Qui te paye ? Hurla-t-il à l'homme penché sur le sol, le visage tordu de douleur. L'inconnu ne répondit pas aussi vite qu'il l'avait espéré aussi il renforça sa prise. L'homme hurla :
Un colonel ! Il m'a donné mille drachmes pour vous éliminer !
Un S.S. ?
Oui ! Mais lâchez-moi, vous allez me casser le bras !
J'aurais préféré ! Mais il lâcha le bras tout de même et l'homme s'enfuit sans demander son reste.
Et que je ne te revoie plus !
Indiana et Lily continuèrent leur chemin, après qu'Indy eut ramassé le revolver que l'autre avait lâché.
J'ai l'impression que cette pierre a beaucoup d'importance…en tout cas plus qu'on ne l'aurait pu imaginer, dit Lily.
Tout ce qui appartient au passé a beaucoup d'importance à mes yeux.
Je crois qu'il nous faudrait jeter un coup d'œil à cette porte dont nous a parlé Roméo.
Tout a fait d'accord avec vous.

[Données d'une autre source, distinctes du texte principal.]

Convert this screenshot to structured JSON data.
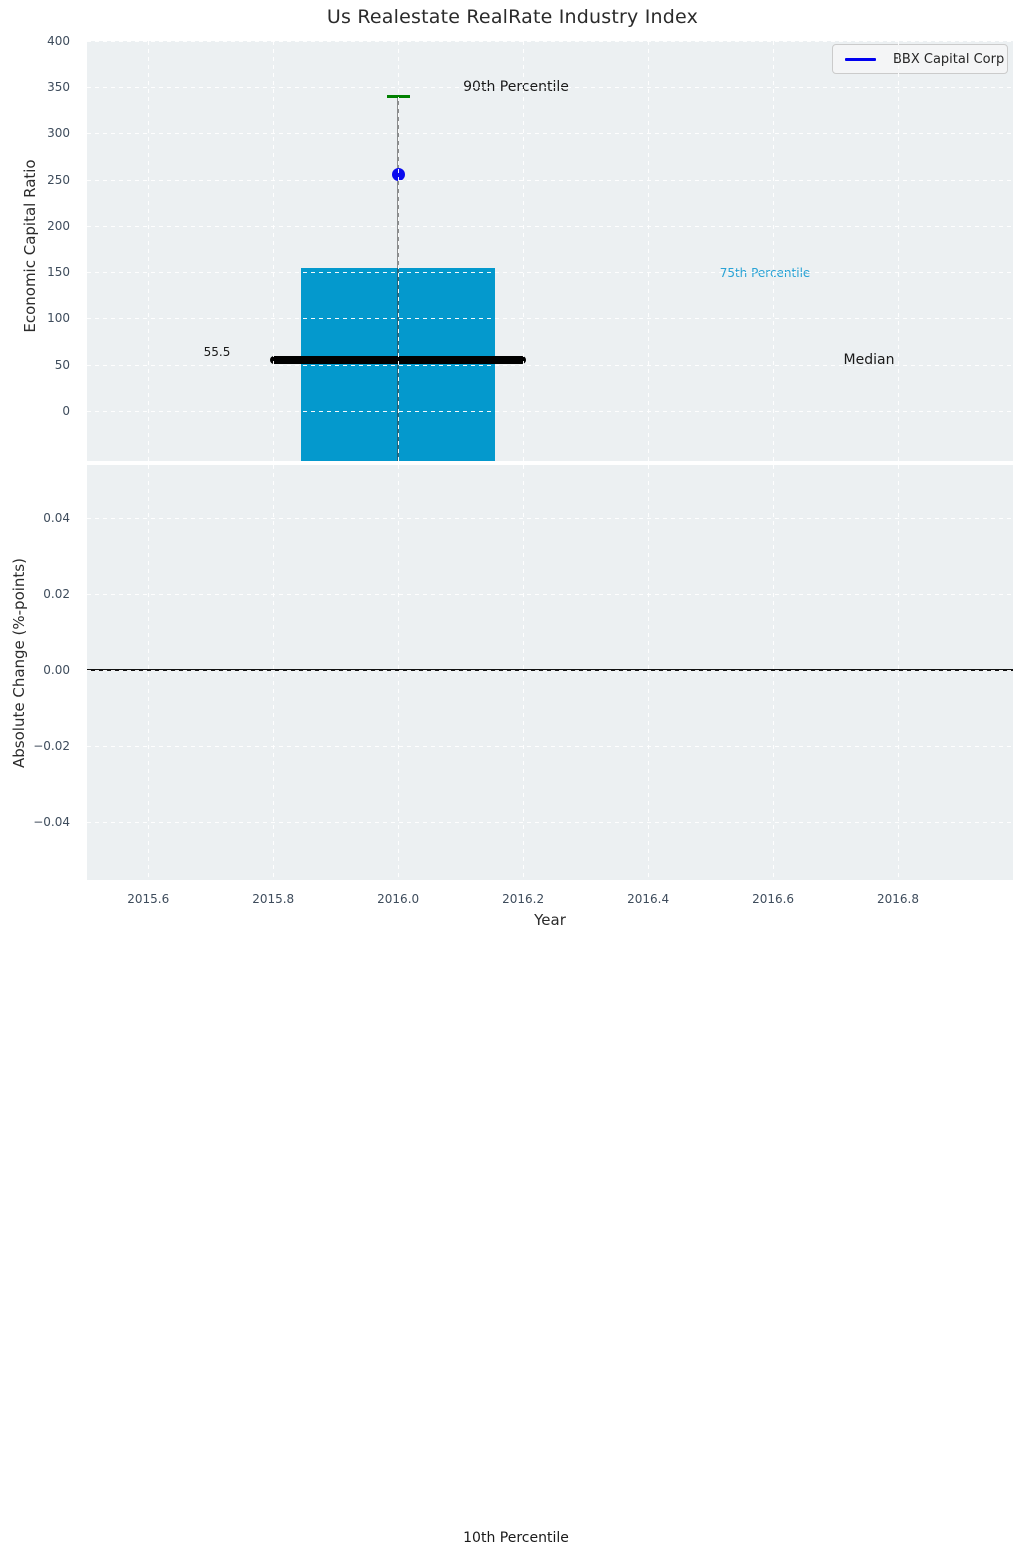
{
  "title": "Us Realestate RealRate Industry Index",
  "legend": {
    "label": "BBX Capital Corp"
  },
  "x_axis": {
    "label": "Year",
    "tick_labels": [
      "2015.6",
      "2015.8",
      "2016.0",
      "2016.2",
      "2016.4",
      "2016.6",
      "2016.8"
    ],
    "tick_values": [
      2015.6,
      2015.8,
      2016.0,
      2016.2,
      2016.4,
      2016.6,
      2016.8
    ],
    "xlim": [
      2015.502,
      2016.984
    ]
  },
  "top_axis": {
    "ylabel": "Economic Capital Ratio",
    "tick_labels": [
      "0",
      "50",
      "100",
      "150",
      "200",
      "250",
      "300",
      "350",
      "400"
    ],
    "tick_values": [
      0,
      50,
      100,
      150,
      200,
      250,
      300,
      350,
      400
    ],
    "ylim": [
      -54.1,
      400
    ]
  },
  "bottom_axis": {
    "ylabel": "Absolute Change (%-points)",
    "tick_labels": [
      "−0.04",
      "−0.02",
      "0.00",
      "0.02",
      "0.04"
    ],
    "tick_values": [
      -0.04,
      -0.02,
      0.0,
      0.02,
      0.04
    ],
    "ylim": [
      -0.0551,
      0.0538
    ],
    "zero_line": 0.0
  },
  "annotations": {
    "p90": "90th Percentile",
    "p75": "75th Percentile",
    "median": "Median",
    "median_value": "55.5",
    "p10": "10th Percentile"
  },
  "colors": {
    "axes_bg": "#ecf0f2",
    "grid": "#ffffff",
    "bar": "#0499cd",
    "whisker": "rgba(60,60,60,0.55)",
    "whisker_cap": "#008000",
    "point": "#0b0bee",
    "legend_line": "#0000f0",
    "median_line": "#000000",
    "p75_text": "#29a3d6",
    "tick_text": "#3e4c5c",
    "zero_line": "#111111"
  },
  "chart_data": {
    "type": "box-whisker-with-company-point",
    "title": "Us Realestate RealRate Industry Index",
    "company": "BBX Capital Corp",
    "x": 2016.0,
    "values": {
      "median": 55.5,
      "p75": 155,
      "p90": 340,
      "company_point": 256
    },
    "p10_below_axis": true,
    "bar_x_range": [
      2015.845,
      2016.155
    ],
    "median_line_x_range": [
      2015.8,
      2016.2
    ],
    "cap_half_width_years": 0.0185,
    "top_panel": {
      "ylabel": "Economic Capital Ratio",
      "ylim": [
        -54.1,
        400
      ],
      "grid": "white dashed"
    },
    "bottom_panel": {
      "ylabel": "Absolute Change (%-points)",
      "ylim": [
        -0.0551,
        0.0538
      ],
      "series": [],
      "zero_line": 0.0
    },
    "legend_position": "upper right"
  }
}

Mais avant, allons demander à Brody ce que ces allemands faisaient au Guatemala.
Ainsi fut fait. Marcus Brody leur répondit sur le champ qu'en réalité, ils recherchaient là-bas la civilisation perdue de L'Atlantide. Ils avaient déterré des cadavres vieux de plus de mille ans, à la morphologie du crâne inconnue jusque là. Ils avaient certes découvert une ancienne civilisation, mais pas celle qu'ils recherchaient.
C'est pourquoi, dit Indy, ils sont venus jusqu'ici alors.
Voilà qui corrobore ma thèse sur le trésor de l'Atlantide, conclut Elise Carpentier. Ça n'était pas si idiot que ça.